Magazine Journal intime

Ca fait rien

Publié le 10 décembre 2008 par Lephauste

C'est que depuis belle je ne faisais plus rien. Je laissais passer les caravanes d'idoles. Je ne m'émouvais que pour des situations sans avenir, des urgences à regagner bien vite l'état initial de la peur et à repasser en solitaire des spinnakers aux couleurs jambon de Paris. Ne rien faire, c'est un bon moyen d'éviter les hors d'oeuvre du genre :

- Alors tu fais quoi de beau en ce moment ?

Du beau justement je trouvais que ça faisait une paille qu'on en avait pas fait, de bien non plus d'ailleurs. J'étais niniliste.

- Oui mais alors, tu vis de quoi je veux dire...

Ce qu'ils veulent dire on ne le sait jamais en fait. Ce qui fait que ça fait pas du bien non plus de s'entendre interpeller par quelqu'un qui ... je veux dire ... Ce que tu veux, c'est dire ou vouloir ? Et puis pour peu qu'on reste sous la flotte un bon quart d'heure, dans une bise de couilles fripées, ça fait pas beau, non plus.

- Un peu comme toi, tu vois.

Là tu vois, c'est un peu pareil à si tu vas chez le coiffeur, sans envie. Tu finis par gicler du fauteuil avant que l'autre ait fini de repasser son ruban de cuir à la semelle d'un fer épais pas plus qu'un coupe-choux. Tu vois, c'est pour la circonstance où tu as besoin que l'autre y plonge dans une faille spatio-personnelle. Du style :

- Merdre, je dois être bouché à l'émeri pour qu'il me montre à voir des trucs où je ne vois rien, en tous les cas, pas de quoi réveiller le commandant en chef de la place forte d'où que Duc les Alpes sont aussi dans les nuées que les hanches de Miette. C'est moi qu'est con ou c'est lui qu'est pas fini ? J'veux dire ...

Et puis à cette époque chez le père Pinson, merlan à la raie fine, frisé où pas tu ressortais bourré comme une huître, à cause du Petrol Han de chez Ming. Celui qui renforce si bien le cuir chevelu que ça a fait de moi une tête à gnons, tu vois ?

- Oui ça je vois mais ça dit pas comment tu croûtais, où c'est que tu perchais, qui lavait ton linge et te reprisais la baveuse, je veux dire ...

Me tartir comme ça, de questions savonneuse, alors que nul ne prenait soins de mon linge, je n'en portais pas.

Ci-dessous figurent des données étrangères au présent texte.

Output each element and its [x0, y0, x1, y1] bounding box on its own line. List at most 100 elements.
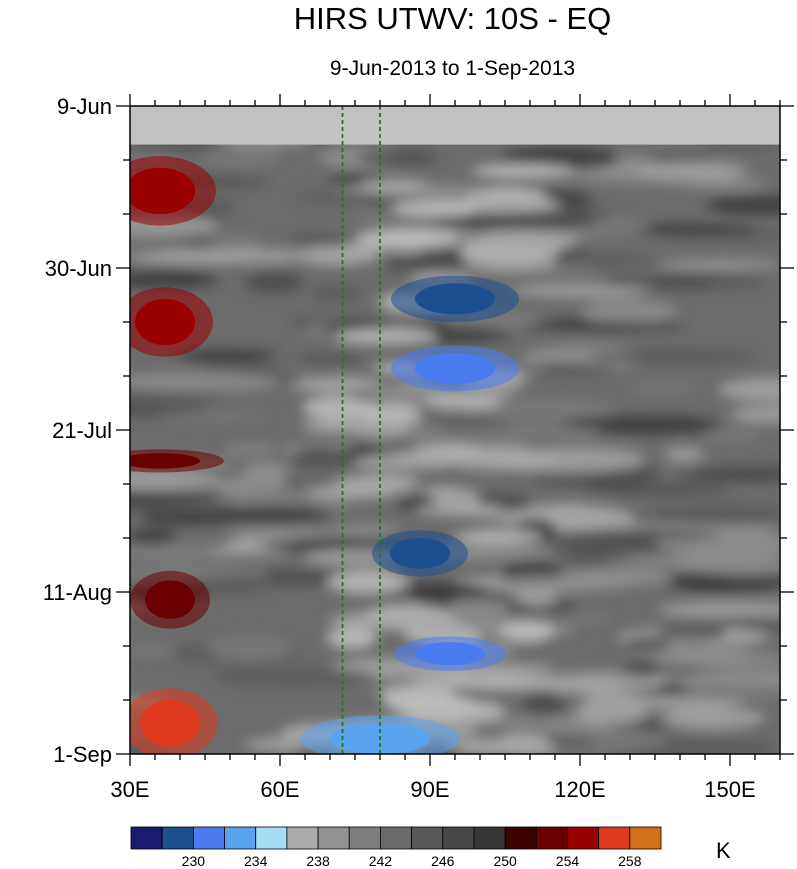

Que peu m'ont vu croûter avec mon frangin et mon petit grand homme des tartines de mayonnaise, avec des cornichons pour les extrémisss, cultés devant la téloche à pas d'heures. Que percher, pétain ! percher ... partout, à peu près, partout et même parfois pas longtemps mais assez pour y retourner. Si ça éxiste encore. J'aime bien. Je ne faisais rien mais ça en a chagrinné plus d'un. Mais tu devrais ... Mais pourquoi non ?

J'suis un état, je me disais. chaque matin je prenais le graphique au pied du plume et j'inscrivais : stationnaire. J'avais pas l'air de me porter plus mal. On m'approchait parfois comme on tend la main au veuf pour la lui serrer mais pas trop fort, pour pas qu'il dégringole en mil morceaux de verre sécurit (TM). Je piquais des rages à huis-clos et persiennes à l'espagnolette et des artificières sont passées et du Génie je vous prie ! A chacune d'entre elles en particulier, sa lueur à ma fenêtre.

Ça faisait belle que je ne faisais rien. J'étais bien au monde.

- Alors quoi ? Tu fais quoi de beau en ce moment ?

- L'amour.

Précision : Pour ce qui est de la baveuse, elle jâcte en vers libres, ni reprise, ni échangée.